The founding father of modern Singapore, Lee Kuan Yew tells a story in his book “From Third World To First World” about how, in 1966, he visited former Ghanaian President Kwame Nkrumah in Accra. He recalled how Nkrumah had made one Abraham, a 30-year-old, a university Vice-Chancellor.
The young man, according to Lee, had come first in Classics — Latin and Greek, at Oxford University and Nkrumah was very proud of him. Lee said he wondered why an economy like Ghana’s which depended heavily on agriculture would have its best brains study Classics.
About one month later, Nkrumah would be overthrown in a military coup while he was being welcomed with a 21-gun salute in Beijing. As you would expect, most of the members of the political elite had to run for their lives before the coup plotters could get to them.
Years later, when Lee enquired about Abraham, he was told that he also ran away after the coup and had entered a monastery in California, USA.
To this, Lee said: “I felt sad. If their brightest and best gave up the fight and sought refuge in a monastery, not in Africa but in California, the road to recovery would be long and difficult.”
This story is not about Ghana but about the mass exodus ongoing in Nigeria.
According to a PwC report released last week on Nigeria’s diaspora remittances, there are at least 1.4 million Nigerians in the diaspora, citing a United Nations report.
It is not clear if those figures include the thousands who enter Europe through the Sahara Desert every year or hundreds who overstay their tourist visas in North America.
The report also cited a Pew Research Centre survey which said more than 80% of Nigerians have expressed interest in leaving the country within the past year. In other words, everyone wants to chicken out.

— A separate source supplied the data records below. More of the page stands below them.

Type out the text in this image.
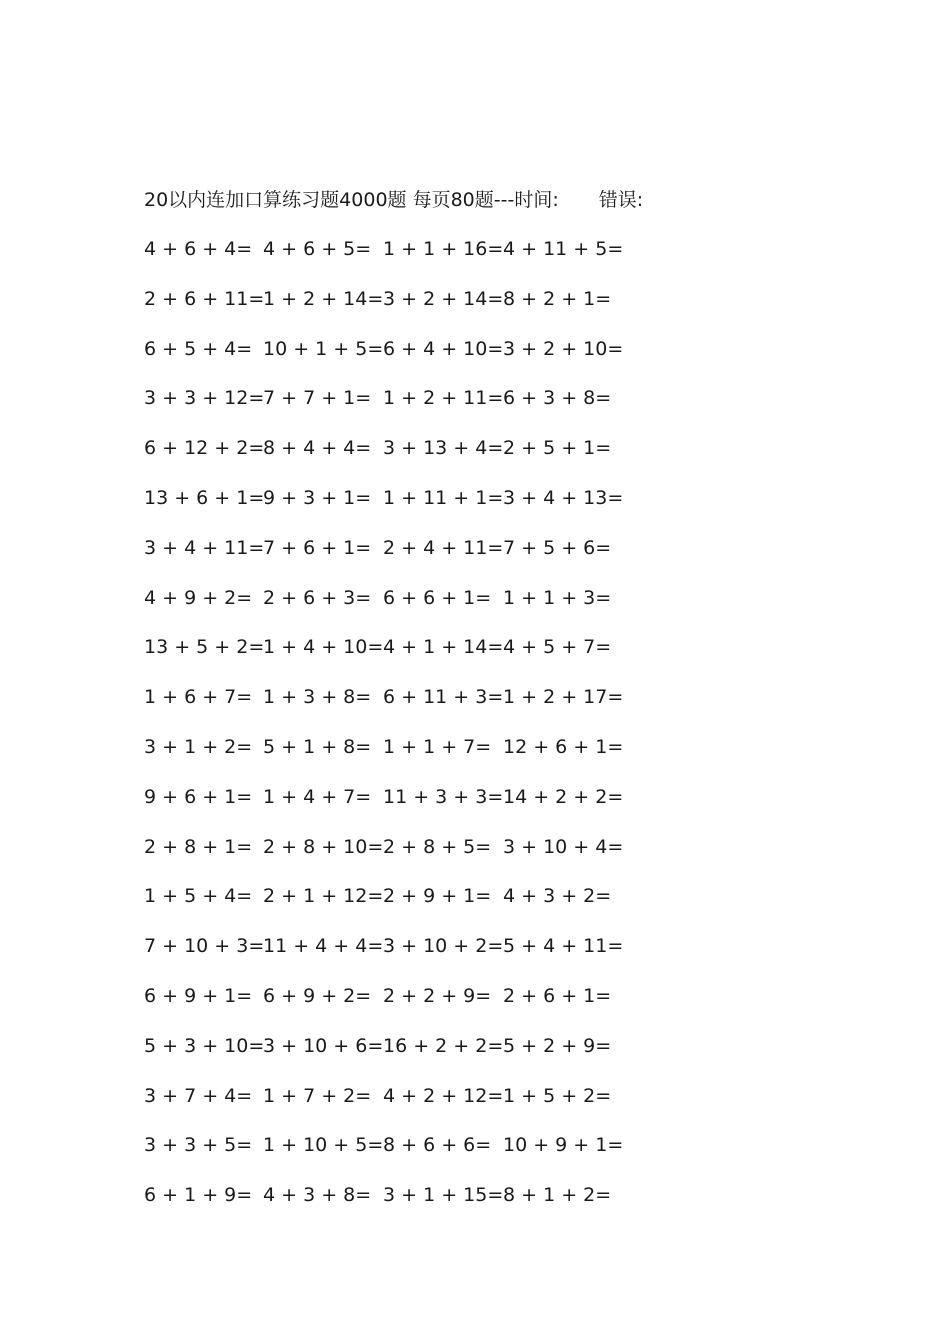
20以内连加口算练习题4000题 每页80题---时间: 错误:
4 + 6 + 4= 4 + 6 + 5= 1 + 1 + 16= 4 + 11 + 5=
2 + 6 + 11=
1 + 2 + 14= 3 + 2 + 14= 8 + 2 + 1=
6 + 5 + 4= 10 + 1 + 5= 6 + 4 + 10= 3 + 2 + 10=
3 + 3 + 12=
7 + 7 + 1= 1 + 2 + 11= 6 + 3 + 8=
6 + 12 + 2=
8 + 4 + 4= 3 + 13 + 4= 2 + 5 + 1=
13 + 6 + 1=
9 + 3 + 1= 1 + 11 + 1= 3 + 4 + 13=
3 + 4 + 11=
7 + 6 + 1= 2 + 4 + 11= 7 + 5 + 6=
4 + 9 + 2= 2 + 6 + 3= 6 + 6 + 1= 1 + 1 + 3=
13 + 5 + 2=
1 + 4 + 10= 4 + 1 + 14= 4 + 5 + 7=
1 + 6 + 7= 1 + 3 + 8= 6 + 11 + 3= 1 + 2 + 17=
3 + 1 + 2= 5 + 1 + 8= 1 + 1 + 7= 12 + 6 + 1=
9 + 6 + 1= 1 + 4 + 7= 11 + 3 + 3= 14 + 2 + 2=
2 + 8 + 1= 2 + 8 + 10= 2 + 8 + 5= 3 + 10 + 4=
1 + 5 + 4= 2 + 1 + 12= 2 + 9 + 1= 4 + 3 + 2=
7 + 10 + 3=
11 + 4 + 4= 3 + 10 + 2= 5 + 4 + 11=
6 + 9 + 1= 6 + 9 + 2= 2 + 2 + 9= 2 + 6 + 1=
5 + 3 + 10=
3 + 10 + 6= 16 + 2 + 2= 5 + 2 + 9=
3 + 7 + 4= 1 + 7 + 2= 4 + 2 + 12= 1 + 5 + 2=
3 + 3 + 5= 1 + 10 + 5= 8 + 6 + 6= 10 + 9 + 1=
6 + 1 + 9= 4 + 3 + 8= 3 + 1 + 15= 8 + 1 + 2=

It is important to note that this set of Nigerians are not poor, ordinary people. They are people mostly smart, middle class, skilled professionals in their late 20s and early to mid-30s.
How can this economy make any meaningful progress without such people?
The results of that mass exodus are beginning to manifest in the diaspora remittances which climbed to $25 billion in 2018, according to the PwC report. And some could argue, just like Nigeria’s minister of Labour and Productivity, Dr Chris Ngige, argued sometime this year that, that’s how Nigeria stands to benefit from the brain drain.
But this is a two-way loss for Nigeria. First, we have lost our best brains to other economies. Second, the remittances only fuel a culture of consumption which has only worsened our import dependency.
Since we don’t produce much here. The hard currencies that come in as remittances end up in a developed world where we spend it to import the things, we should have no business consuming in the first place.
That’s beside the fact that foreign investors won’t come because of the dearth of quality human capital. Today, it is tough enough for any medium-sized business to attract and retain quality talents. With a fractured education system, trying to nurture a pool comes at a considerable high cost that isn’t sustainable.
Imagine a Canadian investor that wants to set up shop here. The quality of skills he would need to profitably sustain the business has already come to him. So, it would be more profitable for him to set up in Canada, hire Nigerians over there and send the finished products down here. We gain nothing.
This makes a mockery of the government’s attempt to lure foreign investors.
There is no country that doesn’t have its share of the diaspora who contribute to their economies in the best way they could, but we cannot deny that this scenario we have in Nigeria is far from the ideal.
Most of the people that are leaving are promising to return when the politicians decide to fix Nigeria. But that isn’t ever going to happen, especially when it is such people who have what it takes to challenge the leadership have been overtaken by apathy and left the country.
So, you can understand why people argue that the more people leave, the longer it would take to fix Nigeria if that time would ever come.